The weedkiller, clopyralid, is produced by Dow AgroSciences and has been found in at least three Sonoma County compost operations. It also may be in commercially bagged soils.
The chemical is not considered a threat to animals or humans. It already has been found in animal waste, and may already have found its way into the water.
Sonoma County Agricultural Commissioner John Westoby said his office has asked commercial landscapers and gardeners to stop using the herbicide, and said most have.
Dow said in a release that the chemical is an important tool against “hard-to-control invasive or noxious weeds such as yellow starthistle, which currently infests about 15 percent of California.”
Most herbicides and pesticides become inert in the composting process, but clopyralid tends to concentrate and is usually at a higher density when found in manure or compost.
The company doesn’t know why that happens.
“It’s a puzzle that still has us stumped,” said Dow spokesman Garry Hamlin. “We think there’s something in the composting process that changes the compound.”
Last week, state regulators began tightening restrictions on some products containing clopyralids, which can kill broadleaf plants such as tomatoes, peas, lettuce, peppers and daisies. The new regulations address only those herbicides designed for lawns.

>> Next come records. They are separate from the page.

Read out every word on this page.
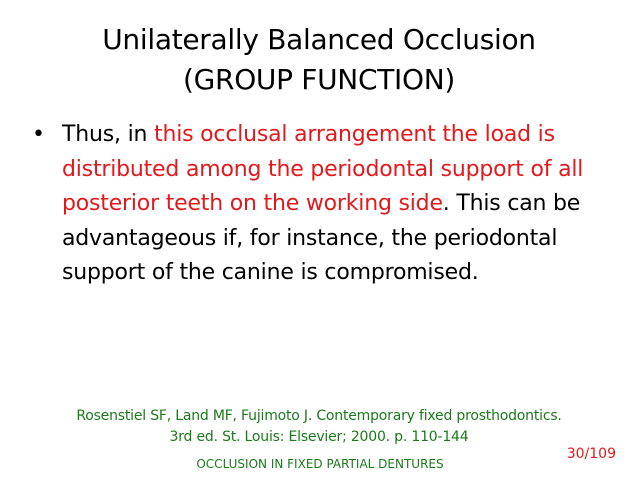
Unilaterally Balanced Occlusion
(GROUP FUNCTION)
• Thus, in this occlusal arrangement the load is distributed among the periodontal support of all posterior teeth on the working side. This can be advantageous if, for instance, the periodontal support of the canine is compromised.
Rosenstiel SF, Land MF, Fujimoto J. Contemporary fixed prosthodontics.
3rd ed. St. Louis: Elsevier; 2000. p. 110-144
OCCLUSION IN FIXED PARTIAL DENTURES
30/109
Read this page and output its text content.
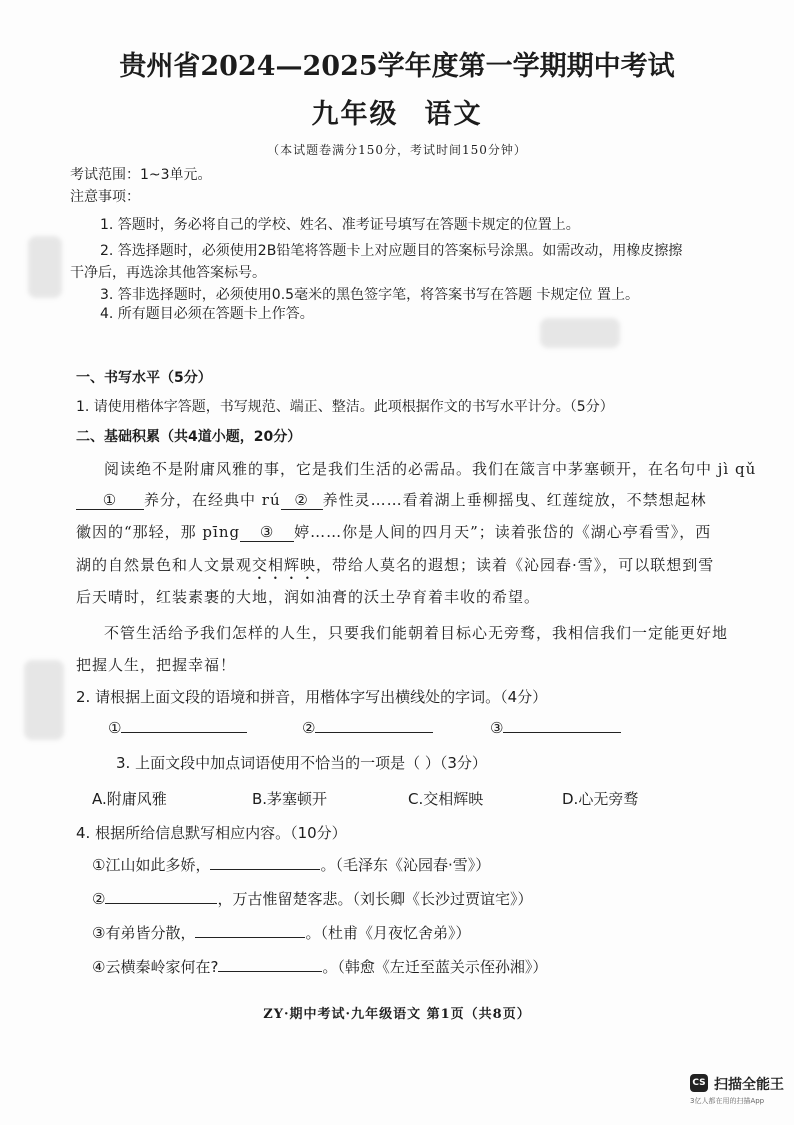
贵州省2024—2025学年度第一学期期中考试
九年级 语文
（本试题卷满分150分，考试时间150分钟）
考试范围：1~3单元。
注意事项：
1. 答题时，务必将自己的学校、姓名、准考证号填写在答题卡规定的位置上。
2. 答选择题时，必须使用2B铅笔将答题卡上对应题目的答案标号涂黑。如需改动，用橡皮擦擦
干净后，再选涂其他答案标号。
3. 答非选择题时，必须使用0.5毫米的黑色签字笔，将答案书写在答题 卡规定位 置上。
4. 所有题目必须在答题卡上作答。
一、书写水平（5分）
1. 请使用楷体字答题，书写规范、端正、整洁。此项根据作文的书写水平计分。（5分）
二、基础积累（共4道小题，20分）
阅读绝不是附庸风雅的事，它是我们生活的必需品。我们在箴言中茅塞顿开，在名句中 jì qǔ
① 养分，在经典中 rú ② 养性灵……看着湖上垂柳摇曳、红莲绽放，不禁想起林
徽因的“那轻，那 pīng ③ 婷……你是人间的四月天”；读着张岱的《湖心亭看雪》，西
湖的自然景色和人文景观交相辉映，带给人莫名的遐想；读着《沁园春·雪》，可以联想到雪
后天晴时，红装素裹的大地，润如油膏的沃土孕育着丰收的希望。
不管生活给予我们怎样的人生，只要我们能朝着目标心无旁骛，我相信我们一定能更好地
把握人生，把握幸福！
2. 请根据上面文段的语境和拼音，用楷体字写出横线处的字词。（4分）
①	②	③
3. 上面文段中加点词语使用不恰当的一项是（ ）（3分）
A.附庸风雅	B.茅塞顿开	C.交相辉映	D.心无旁骛
4. 根据所给信息默写相应内容。（10分）
①江山如此多娇，	。（毛泽东《沁园春·雪》）
②	，万古惟留楚客悲。（刘长卿《长沙过贾谊宅》）
③有弟皆分散，	。（杜甫《月夜忆舍弟》）
④云横秦岭家何在?	。（韩愈《左迁至蓝关示侄孙湘》）
ZY·期中考试·九年级语文 第1页（共8页）
CS 扫描全能王
3亿人都在用的扫描App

And state officials say they have no documented cases of the compost that has clopyralid in it adversely affecting plants.
The state is waiting for detailed lab analysis of the composts.
“We certainly believe there is a potential hazard here,” said Glenn Brank, spokesman for the state Department of Pesticide Regulation, adding that the agency will look into the matter. “We want to act not only as quickly as possible, but as effectively as possible.”
Mike Reynolds, who runs Santa Rosa’s Laguna composting operation, said he doesn’t think a total ban would come for at least three years. By then it would take even longer to get the chemical out of the composting cycle, he said.
“Ultimately, I think a national ban is the only way to handle this,” Reynolds said.